It was Saturday afternoon (September 6th 2014), and I sat in the extremely crowded Atlanta, GA CNN Center having lunch with my mentee during the 90 minute break from Oprah’s Life You Want Tour. I checked my iPhone briefly, and a text message from my best friend flashed on my iPhone screen:
“Another black girl committed suicide, look up Simone Battle. SMH.”
My heart sank, and I too was shaking my head (SMH). “Not another one [young African American suicide victim],” I thought. I was in the midst of such an uplifting, empowering and inspirational experience seeing Oprah and her “trailblazers” (Deepak Chopra, Rob Bell, Elizabeth Gilbert and Iyanla Vanzant), and a young black girl just like me had experienced hopelessness, dejection, and depression, and took her own life.
Upon Googling Simone Battle, the all too familiar story shown through; this promising young black woman had a million and one amazing things happening in her life, but secretly she was struggling, and decided to ending her own suffering by taking her own life.
Battle was found Friday morning (September 5th, 2014) by her father hanging from a rod in her closet, her boyfriend reported seeing her alive only hours prior at her apartment in West Hollywood. Simone Battle was 25 years young, and was a member of the newly formed female singing group G.R.L. Battle passionate about singing, auditioned for X-Factor in 2011, making it to the Top 17 before being eliminated. Following X-Factor she joined G.R.L., formed by Nicole Scherzinger as a revamped “fresh-faced” Pussycat Dolls group. Battle and her group-mates recently were featured on Pitbull’s “Wild Wild Love” and their debut single “Ugly Heart” peaked at number two on Australian charts.

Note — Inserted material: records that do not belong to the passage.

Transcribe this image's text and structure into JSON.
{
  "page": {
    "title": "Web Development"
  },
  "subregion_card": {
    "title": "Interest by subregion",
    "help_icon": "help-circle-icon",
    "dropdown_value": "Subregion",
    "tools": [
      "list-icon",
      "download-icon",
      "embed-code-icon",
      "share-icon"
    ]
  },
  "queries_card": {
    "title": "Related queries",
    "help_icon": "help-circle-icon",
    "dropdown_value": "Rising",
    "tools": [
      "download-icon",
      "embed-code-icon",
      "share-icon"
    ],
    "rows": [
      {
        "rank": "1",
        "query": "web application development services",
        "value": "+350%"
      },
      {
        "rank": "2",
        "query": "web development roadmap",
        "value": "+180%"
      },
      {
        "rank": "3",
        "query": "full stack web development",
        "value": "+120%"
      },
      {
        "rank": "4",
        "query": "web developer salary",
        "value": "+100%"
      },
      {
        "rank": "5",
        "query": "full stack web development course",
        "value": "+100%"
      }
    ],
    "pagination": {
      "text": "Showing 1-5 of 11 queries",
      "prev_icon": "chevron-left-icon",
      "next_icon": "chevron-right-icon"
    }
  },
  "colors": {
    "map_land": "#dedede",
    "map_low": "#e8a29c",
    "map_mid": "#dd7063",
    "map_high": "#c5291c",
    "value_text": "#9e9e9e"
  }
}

Seemly Battle was on the verge of an upcoming and promising signing career, but sadly this was cut very short. Those close to Battle including her father have openly indicated that they had no idea she was “suffering”. But again as I have emphasized in a previous post focusing on the passing of Karyn Washington, most likely Battle did show signs and symptoms that she was struggling, suffering, and potentially suicidal. More than likely those close to her were not aware of the signs, and in effect were unable to help Battle when she needed it the most. I don’t mean at all to sound as if I place any blame on those close to Battle, however I do emphasize that ALL [people] should be more educated on the warning signs and symptoms one may show when experiencing mental health difficulties.
I echoed this in my post on the passing of Lee Thompson Young, Karyn Washington, and Yusuf Neville, and I sadly echo is again, this desperately needs to the last straw for us as society, specifically the African American community to give mental health and mental illness the attention these topics deserve to ensure we do not continue to lose too many of our young promising and budding angels like Simone Battle.
In the text message words of my best friend, “another black girl committed suicide…SMH”.
To end on a positive note, because although it’s difficult to find the light in such a tragedy, a powerful and appropriate quote I took note of from Oprah this weekend:
“No matter how dark it get, the sun will always rise.”
If you or someone you know is struggling with mental health difficulties and/or is experiencing suicidal thoughts and talk please contact:
UPDATE: Today further reports confirmed that Battle’s father and several other sources close to her confirmed that she had been stressed and upset recently due to financial issues (specifics not provided) and fear that her career was not going as successfully as she hoped.
This update and tid-bit of further information in regard to stressors that contributed to her untimely death still do not change the dialogue. Still those closest to her were not equipped and most likely not educated on mental health and mental health difficulties enough to recognize the suicidal implications of her thoughts, words, and action to understand this was a cry for help.
To many people’s surprise, suicidal thoughts, words, and actions are not always displayed as someone standing on the ledge of a 20 floor building threatening to jump. Potential suicide can be as small as someone telling you they love you in a strange way, talking about some worry or stress in their life in a dejected manner and/or seeming completely detached or feeling hopeless. TAKE THESE WARNING SIGNS seriously! Become educated on mental health and mental health difficulties to ensure you are equipped to help yourself or a loved one when necessary.